It increased the import duty on sugar to 40% from 25% and withdrew duty-free imports of raw sugar. Both measures are aimed at curbing overseas supplies to support local prices. It has also removed a 12.36% excise duty levied on ethanol supplied for blending with petrol. Ethanol is added to petrol as a green measure to reduce the use of fossil fuel.

Sugar producers need to pay state-set prices for cane. Ex-mill sugar prices are at a six-month low after another year of surplus production and abundant supplies in the global market. Because of this, mills say they are unable to pay the arrears to farmers, which totalled Rs 20,099 crore as on March 31.

Non-payment could lead cane farmers to switch to other crops, reducing local sugar production and driving up prices, a situation that develops every few years in India, the world's largest consumer and second largest producer of the sweetener. Ensuring payment to sugarcane farmers is therefore a key concern of the government, especially at a time when critics term some of its policies anti-farmer.

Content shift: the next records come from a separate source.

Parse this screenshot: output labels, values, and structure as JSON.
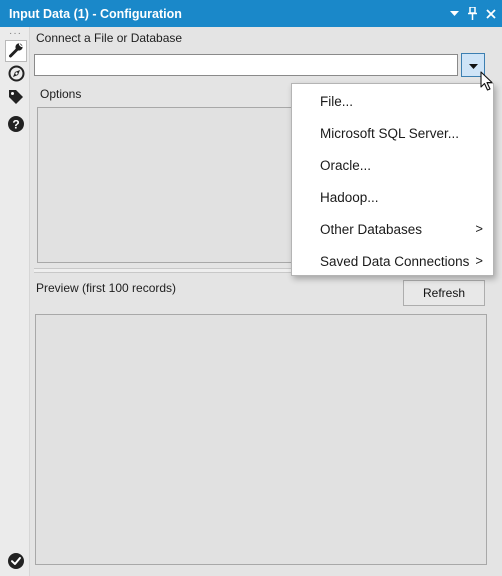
{
  "window": {
    "title": "Input Data (1) - Configuration",
    "controls": {
      "dropdown_icon": "chevron-down-icon",
      "pin_icon": "pin-icon",
      "close_icon": "close-icon"
    }
  },
  "sidebar": {
    "items": [
      {
        "name": "configuration",
        "icon": "wrench-icon",
        "active": true
      },
      {
        "name": "layout",
        "icon": "compass-icon"
      },
      {
        "name": "annotation",
        "icon": "tag-icon"
      },
      {
        "name": "help",
        "icon": "help-icon"
      }
    ],
    "status_icon": "check-circle-icon"
  },
  "connect": {
    "label": "Connect a File or Database",
    "value": "",
    "dropdown_icon": "chevron-down-icon"
  },
  "options": {
    "label": "Options"
  },
  "preview": {
    "label": "Preview (first 100 records)",
    "refresh_label": "Refresh"
  },
  "dropdown_menu": {
    "items": [
      {
        "label": "File...",
        "submenu": false
      },
      {
        "label": "Microsoft SQL Server...",
        "submenu": false
      },
      {
        "label": "Oracle...",
        "submenu": false
      },
      {
        "label": "Hadoop...",
        "submenu": false
      },
      {
        "label": "Other Databases",
        "submenu": true,
        "arrow": ">"
      },
      {
        "label": "Saved Data Connections",
        "submenu": true,
        "arrow": ">"
      }
    ]
  },
  "colors": {
    "titlebar": "#1a88c9",
    "accent_button": "#cfe4f7",
    "panel_bg": "#e4e4e4"
  }
}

The government has provided financial assistance to the industry, such as interest-free working capital loans and incentives for raw sugar exports, the food ministry said in a news release. "However, due to adverse price sentiments plaguing the sector, problems of cane arrears persist. Hence, we are announcing a slew of measures for the sector," it said.

Abinash Verma, director-general of the Indian Sugar Mills Association, said the decision to remove excise duty on ethanol would increase net realisation to sugar mills by around 5 per litre of ethanol, which should provide incentives to some mills to divert heavy molasses or cane juice into ethanol, reducing surplus sugar production from next year.

But, Verma said the immediate need of the industry is reducing a surplus of 3.5 million tonnes of sugar, which is blocking almost Rs 10,000 crore of cash flows for the industry. He wants the government to buy this sugar. "Only this measure will help the industry come out of the crisis in the short run and ensure that a major portion of cane price arrears of farmers are cleared before the start of the next sugar season (starting October)."

The increase in import duty under the open general licence programme to 40% would curb imports due to any drop in international prices, said the government.

It expects the withdrawal of duty-free import authorisation scheme for raw sugar to prevent leakages to the domestic markets.